HW 2

Reading in Data
Author

Rishita Golla

Published

January 21, 2023

 #| label: setup
 #| warning: false
 #| message: false

 library(tidyverse)
── Attaching packages ─────────────────────────────────────── tidyverse 1.3.2 ──
✔ ggplot2 3.4.0     ✔ purrr   1.0.1
✔ tibble  3.1.8     ✔ dplyr   1.1.0
✔ tidyr   1.3.0     ✔ stringr 1.5.0
✔ readr   2.1.3     ✔ forcats 1.0.0
── Conflicts ────────────────────────────────────────── tidyverse_conflicts() ──
✖ dplyr::filter() masks stats::filter()
✖ dplyr::lag()    masks stats::lag()
 library(ggplot2)

 knitr::opts_chunk$set(echo = TRUE, warning=FALSE, message=FALSE)

Read in data

 data <- read_csv("_data/FAOSTAT_country_groups.csv")
 view(data)

The data is already tidy and doesn’t require more cleaning.

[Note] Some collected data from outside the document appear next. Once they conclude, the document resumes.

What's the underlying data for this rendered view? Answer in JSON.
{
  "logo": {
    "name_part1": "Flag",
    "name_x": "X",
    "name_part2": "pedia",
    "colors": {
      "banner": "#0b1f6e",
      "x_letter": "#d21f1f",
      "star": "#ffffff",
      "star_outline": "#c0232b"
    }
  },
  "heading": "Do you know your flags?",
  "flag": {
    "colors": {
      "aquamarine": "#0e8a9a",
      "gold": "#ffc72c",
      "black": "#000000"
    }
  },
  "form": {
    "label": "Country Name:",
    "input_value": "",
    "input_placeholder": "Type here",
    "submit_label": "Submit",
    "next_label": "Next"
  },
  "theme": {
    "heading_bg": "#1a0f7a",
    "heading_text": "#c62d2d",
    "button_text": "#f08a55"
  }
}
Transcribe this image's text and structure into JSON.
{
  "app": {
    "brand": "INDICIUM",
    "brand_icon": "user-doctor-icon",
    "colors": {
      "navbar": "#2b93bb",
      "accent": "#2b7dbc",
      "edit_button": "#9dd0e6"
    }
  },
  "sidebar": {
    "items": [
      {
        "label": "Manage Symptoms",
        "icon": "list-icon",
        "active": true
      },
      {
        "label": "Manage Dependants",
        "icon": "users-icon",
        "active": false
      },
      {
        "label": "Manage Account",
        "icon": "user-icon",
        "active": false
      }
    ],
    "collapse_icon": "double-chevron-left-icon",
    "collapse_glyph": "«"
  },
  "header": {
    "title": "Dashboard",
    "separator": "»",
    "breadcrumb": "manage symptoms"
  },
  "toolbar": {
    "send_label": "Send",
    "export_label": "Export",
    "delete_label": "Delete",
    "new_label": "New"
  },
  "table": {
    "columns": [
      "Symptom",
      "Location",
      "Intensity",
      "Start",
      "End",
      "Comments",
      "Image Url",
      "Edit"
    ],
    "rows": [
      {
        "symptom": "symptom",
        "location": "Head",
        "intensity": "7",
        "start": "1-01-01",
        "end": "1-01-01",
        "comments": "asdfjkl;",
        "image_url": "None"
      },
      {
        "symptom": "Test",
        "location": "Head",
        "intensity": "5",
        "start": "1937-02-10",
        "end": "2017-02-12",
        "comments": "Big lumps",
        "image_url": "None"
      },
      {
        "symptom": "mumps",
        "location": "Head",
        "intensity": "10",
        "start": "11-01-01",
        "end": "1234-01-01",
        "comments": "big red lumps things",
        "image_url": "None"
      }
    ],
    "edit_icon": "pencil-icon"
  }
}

Narrative, Variables, and Research Question

This data set contains seven variables: Country Group Code: integer Country Group: string Country Code: integer Country: string M49 Code: integer ISO2 Code: integer ISO3 Code: integer

Country Group Code are codes for Country Group (second column). The data also contains country code, country name, and three codes for countries - M49 code (codes for statistical use), ISO2 code (representing country name in 2 letters), and ISO3 code (representing country name in 3 letters).

Hence the overall data set contains countries in the world grouped by different types of country groups (Eg: Africa, America, low-income economies etc). It also contains metadata about countries such as the different types of codes.

One research question we could investigate based on the data is the number of high-income economies that are present in important country groups? When we look closely at the data we see that 5100, 5200, 5300, 5400, 5500, 5600 represent Africa, Americas, Asia, Europe, Oceania, and Antarctic Region resp. We can deduce data such as which world group has the most high-income countries?

The country groups are further divided into sub-country groups. For example, Europe contains Northern Europe, Eastern Europe, Western Europe, and Southern Europe. Another research question we can deduce is which part of Europe has highest number of low-income countries?

Another research question is - the least developed countries belong to which major country groups? To get this data, we can extract the ISO3 code (choosing this has less probability for redundancy) corresponding to least developed countries (which is a country group) and check their continent occurrence.